Noi donne non siamo malate, ma se curare vuole dire proprio prendersi cura, onorare, rispettare la persone, allora siamo “malate” e abbiamo bisogno di ri-tornare e re-imparare a pregare. A pregare come Gesù ha insegnato, a pregare affinché le donne nel mondo non debbano più lottare per i diritti che devono essere riconosciuti naturalmente! Di parole se ne sono dette tante, le battaglie sono in atto ogni giorno, ma non dovrebbero esistere: ogni giorno dovrebbe essere l’8 marzo. Facciamo che lo sia globalmente. Parola roboante e lontana sembrerebbe, ma non è così. Il globo è formato da continenti, i continenti dalle nazioni, le nazioni dagli stati, gli stati dalle regioni, le regioni dalle città, le città dai quartieri, i quartieri dalle vie e nelle vie ci sono le nostre case. E nelle nostre case ricordiamole tutte, anche coloro che non sono diventate famose, anche colei che ogni giorno ha conquistato la sua vita e facciamo in modo che l’8 marzo non sia solo, come scritto prima, una uscita serale o uno streep maschile o una serata “devastante”: che sia invece una giornata dedicata al ricordo e alla preghiera per tutte le donne!

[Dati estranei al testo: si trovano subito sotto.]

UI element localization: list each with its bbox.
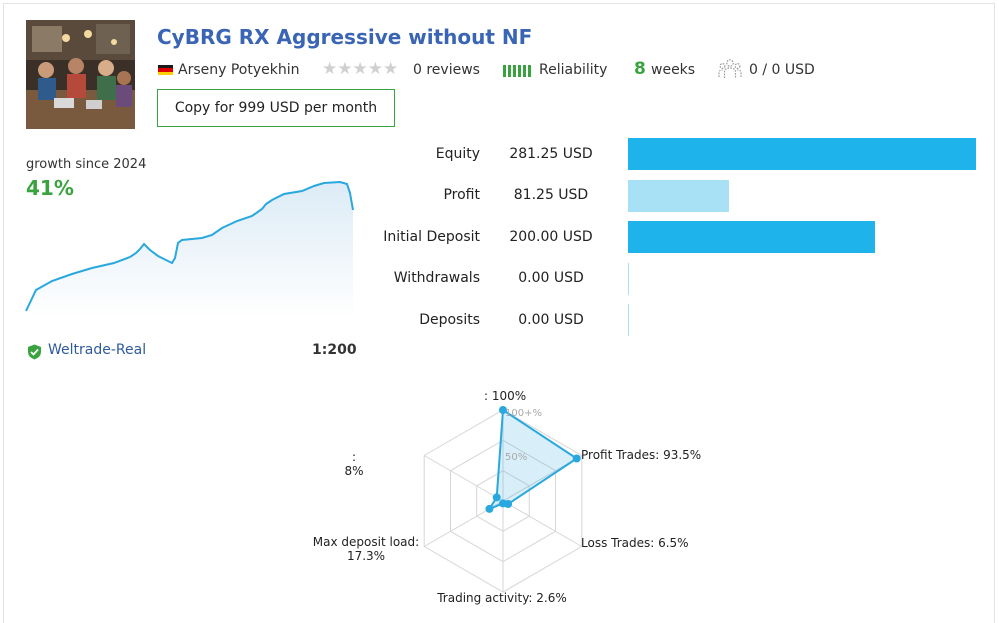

“Se non ricordiamo non possiamo comprendere.” (E.M. Forster)
Annamaria Semprini
Note
1. Vedi www.enciclopediadelledonne.it.
2. Progetto che comprende il più grande database sullo stato delle donne a livello di ogni Stato-nazione.
3. Tratto dal discorso di Papa Francesco ai partecipanti alla Plenaria del Pontificio Consiglio della Cultura (sabato 7 febbraio 2015).
4. Vedi www.retisicomoro.it: “Il Cristo medico. La cura di Dio”.